Applebys Kapitalismusbegriff, der für den Entstehungskontext so luzide hergeleitet worden war, verliert im Laufe der Darstellung immer mehr an Profil und Kontur. In den letzten Kapiteln wird er schließlich derart willkürlich als "mit Wandel verbunden" verwendet, dass selbst die Umweltbewegung und die konsumkritischen Intellektuellen der 1970er-Jahre gleichsam als notwendige Konsequenz seiner Anpassungsfähigkeit interpretiert werden. Die Marktöffnung Ende der 1970er-Jahre haben die Chinesen danach nicht etwa Deng Xiaoping zu verdanken, sondern dem Kapitalismus. Angesichts der wenigen Bemerkungen zur Sowjetunion hat es fast den Anschein, als sollte selbst der Sozialismus als ein logisches und eben wieder geniales Produkt des Kapitalismus interpretiert werden, der sich wenigstens vorübergehend sein eigenes Zerrbild erschaffen hat.

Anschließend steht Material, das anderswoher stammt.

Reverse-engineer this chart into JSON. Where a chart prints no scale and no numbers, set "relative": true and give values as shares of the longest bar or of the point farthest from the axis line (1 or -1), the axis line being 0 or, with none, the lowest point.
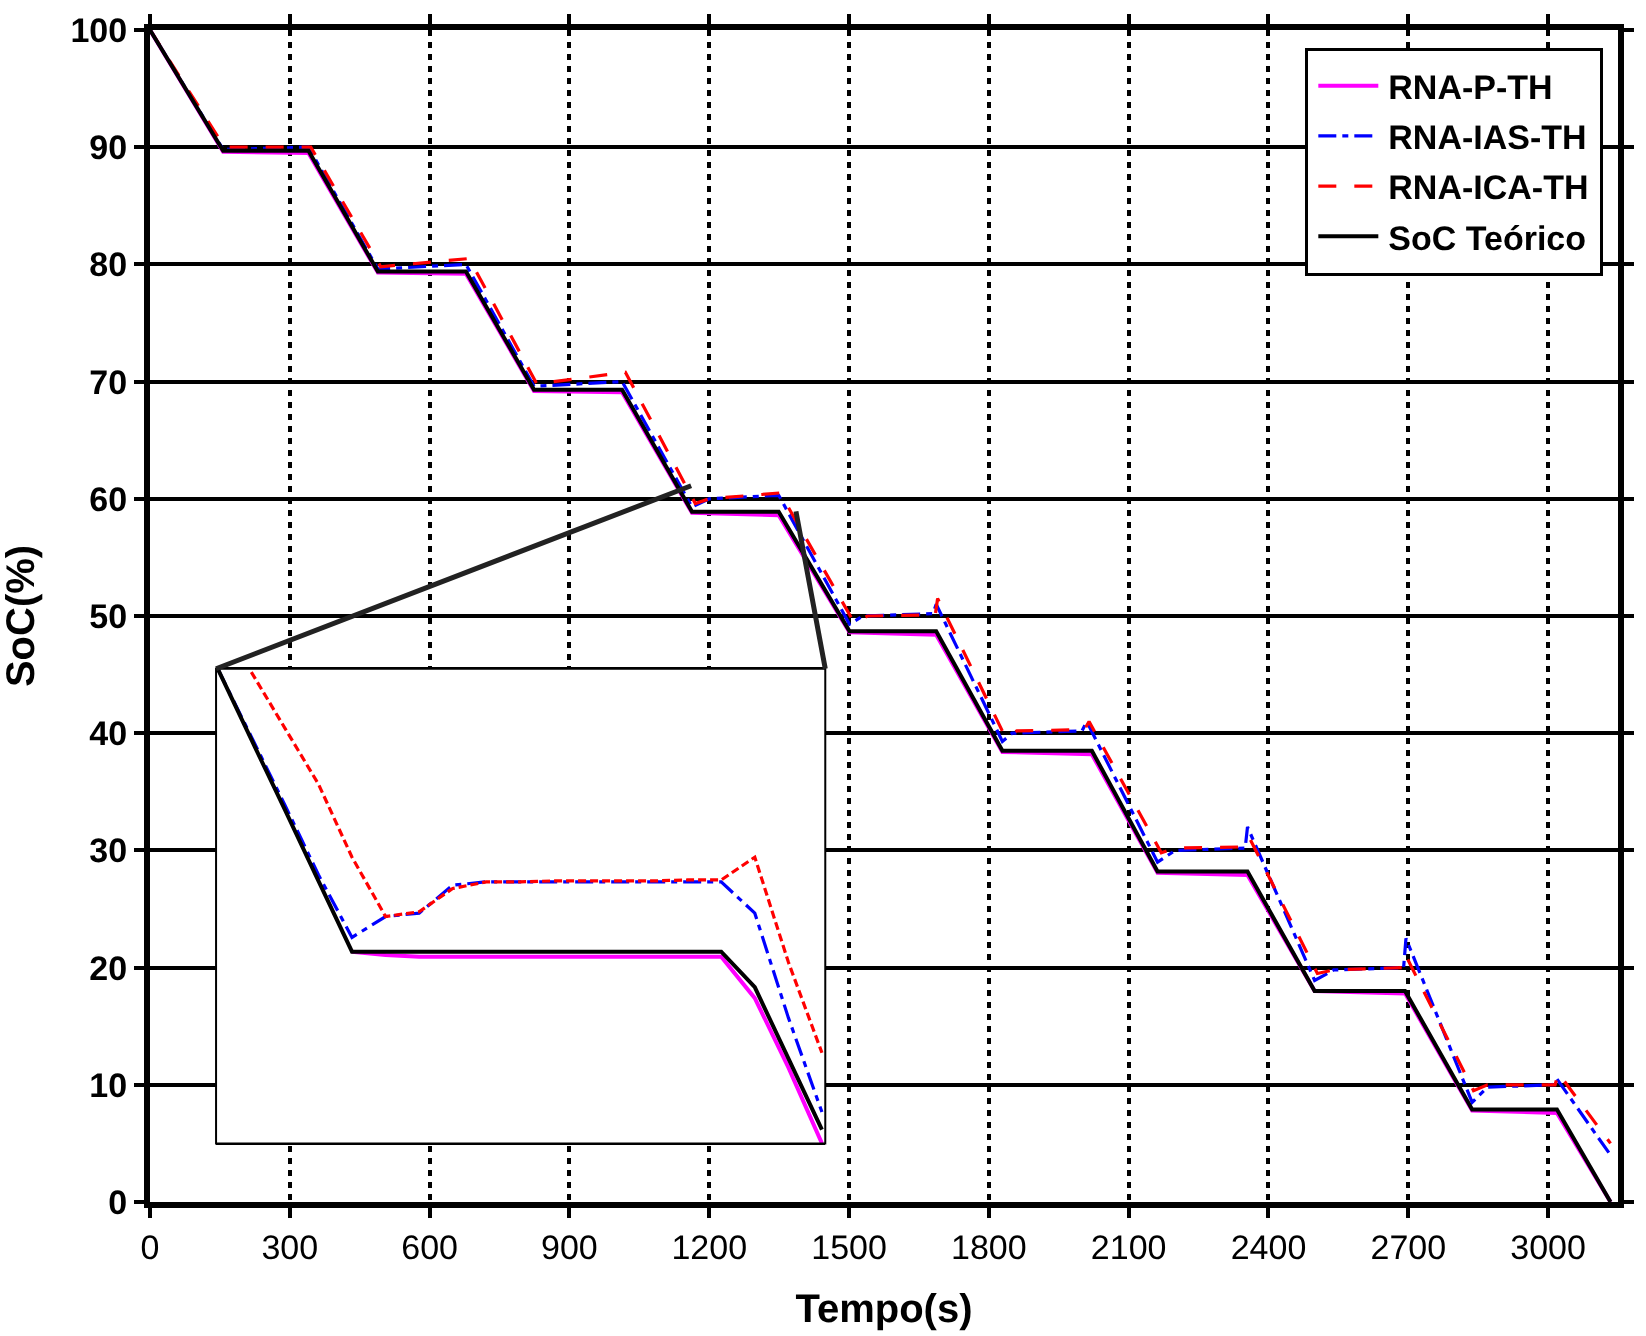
{
  "chart_data": [
    {
      "type": "line",
      "xlabel": "Tempo(s)",
      "ylabel": "SoC(%)",
      "xlim": [
        0,
        3150
      ],
      "ylim": [
        0,
        100
      ],
      "xticks": [
        0,
        300,
        600,
        900,
        1200,
        1500,
        1800,
        2100,
        2400,
        2700,
        3000
      ],
      "yticks": [
        0,
        10,
        20,
        30,
        40,
        50,
        60,
        70,
        80,
        90,
        100
      ],
      "grid": true,
      "legend": "top right",
      "marker": "none",
      "series": [
        {
          "name": "RNA-P-TH",
          "color": "#ff00ff",
          "line_style": "solid",
          "x": [
            0,
            157,
            340,
            489,
            678,
            824,
            1013,
            1163,
            1349,
            1501,
            1687,
            1829,
            2021,
            2162,
            2355,
            2499,
            2693,
            2837,
            3019,
            3134
          ],
          "values": [
            100,
            89.6,
            89.5,
            79.3,
            79.2,
            69.2,
            69.1,
            58.8,
            58.6,
            48.6,
            48.4,
            38.4,
            38.2,
            28.1,
            27.9,
            18.0,
            17.8,
            7.8,
            7.6,
            0
          ]
        },
        {
          "name": "RNA-IAS-TH",
          "color": "#0000ff",
          "line_style": "dashdot",
          "x": [
            0,
            157,
            340,
            489,
            678,
            824,
            1013,
            1163,
            1200,
            1349,
            1501,
            1530,
            1680,
            1687,
            1829,
            1850,
            2000,
            2010,
            2162,
            2200,
            2350,
            2355,
            2499,
            2540,
            2690,
            2695,
            2837,
            2870,
            3010,
            3019,
            3134
          ],
          "values": [
            100,
            89.8,
            90,
            79.6,
            80,
            69.6,
            70,
            59.3,
            60,
            60.3,
            49.3,
            50,
            50.2,
            51,
            39.3,
            40,
            40.2,
            41,
            29,
            30,
            30.2,
            32,
            18.9,
            19.8,
            20,
            22.5,
            8.5,
            9.8,
            10,
            10.5,
            4
          ]
        },
        {
          "name": "RNA-ICA-TH",
          "color": "#ff0000",
          "line_style": "dashed",
          "x": [
            0,
            160,
            345,
            495,
            685,
            830,
            1020,
            1170,
            1200,
            1352,
            1510,
            1540,
            1685,
            1690,
            1835,
            1860,
            2005,
            2015,
            2170,
            2200,
            2350,
            2360,
            2505,
            2540,
            2690,
            2695,
            2840,
            2870,
            3015,
            3022,
            3134
          ],
          "values": [
            100,
            90,
            90,
            79.8,
            80.5,
            69.8,
            70.8,
            59.6,
            60,
            60.5,
            49.5,
            50,
            50.1,
            51.5,
            39.7,
            40.2,
            40.3,
            41,
            29.8,
            30.2,
            30.3,
            31,
            19.5,
            19.8,
            20,
            21,
            9.5,
            10,
            10,
            11,
            5
          ]
        },
        {
          "name": "SoC Teórico",
          "color": "#000000",
          "line_style": "solid",
          "x": [
            0,
            157,
            340,
            489,
            678,
            824,
            1013,
            1163,
            1349,
            1501,
            1687,
            1829,
            2021,
            2162,
            2355,
            2499,
            2693,
            2837,
            3019,
            3134
          ],
          "values": [
            100,
            89.7,
            89.7,
            79.4,
            79.4,
            69.3,
            69.3,
            58.9,
            58.9,
            48.7,
            48.7,
            38.5,
            38.5,
            28.2,
            28.2,
            18.0,
            18.0,
            7.9,
            7.9,
            0
          ]
        }
      ]
    },
    {
      "type": "line",
      "relative": true,
      "tick_labels": false,
      "marker": "none",
      "categories": [
        null,
        null,
        null,
        null,
        null,
        null,
        null,
        null,
        null,
        null,
        null,
        null,
        null,
        null,
        null,
        null,
        null,
        null,
        null
      ],
      "series": [
        {
          "color": "#ff00ff",
          "line_style": "solid",
          "values": [
            null,
            null,
            null,
            null,
            0.404,
            0.397,
            0.393,
            0.393,
            0.393,
            0.393,
            0.393,
            0.393,
            0.393,
            0.393,
            0.393,
            0.393,
            0.306,
            0.16,
            0.0
          ]
        },
        {
          "color": "#0000ff",
          "line_style": "dashdot",
          "values": [
            1.0,
            0.857,
            0.713,
            0.566,
            0.434,
            0.478,
            0.485,
            0.544,
            0.551,
            0.551,
            0.551,
            0.551,
            0.551,
            0.551,
            0.551,
            0.551,
            0.485,
            0.265,
            0.066
          ]
        },
        {
          "color": "#ff0000",
          "line_style": "dashed",
          "values": [
            null,
            0.993,
            0.875,
            0.757,
            0.603,
            0.478,
            0.488,
            0.537,
            0.551,
            0.551,
            0.553,
            0.553,
            0.553,
            0.553,
            0.555,
            0.555,
            0.603,
            0.382,
            0.191
          ]
        },
        {
          "color": "#000000",
          "line_style": "solid",
          "values": [
            1.0,
            0.851,
            0.703,
            0.553,
            0.404,
            0.404,
            0.404,
            0.404,
            0.404,
            0.404,
            0.404,
            0.404,
            0.404,
            0.404,
            0.404,
            0.404,
            0.329,
            0.179,
            0.029
          ]
        }
      ]
    }
  ]
}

Man kann nicht sagen, dass Appleby die Schattenseiten und Schwächen des Kapitalismus nicht erkannt hätte. Schon der Titel des Buches zeigt an, dass es auch um den Sklavenhandel, die europäische Kolonialpolitik in Afrika, die schlechten Arbeitsbedingungen in amerikanischen Stahlwerken usw. geht. Wenn aber das alles allzu pauschal auf das insgesamt doch wohl als segensreich vorgestellte Wirken des Kapitalismus zurückgeführt wird, dann offenbart das vor allem eines: die Untauglichkeit dieses Begriffs als analytisches Konzept. Der wirtschaftshistorischen Forschung wird daher wohl auch künftig eine präzisere Analyse der Zusammenhänge nicht erspart bleiben, die auch die bei Appleby faktisch ausgesparten Finanz- und Kapitalmärkte mit einzubeziehen hätte – ob mit oder ohne Verwendung des Begriffs Kapitalismus.

Anmerkungen:
1 Vgl. die jüngste Darstellung bei Hans-Ulrich Wehler, Die Deutschen und der Kapitalismus, in: Gunilla Budde (Hrsg.), Kapitalismus. Historische Annäherungen, Göttingen 2011, S. 34-49.
2 Vance Packard, Die geheimen Verführer. Der Griff nach dem Unbewussten in jedermann, Frankfurt am Main 1961.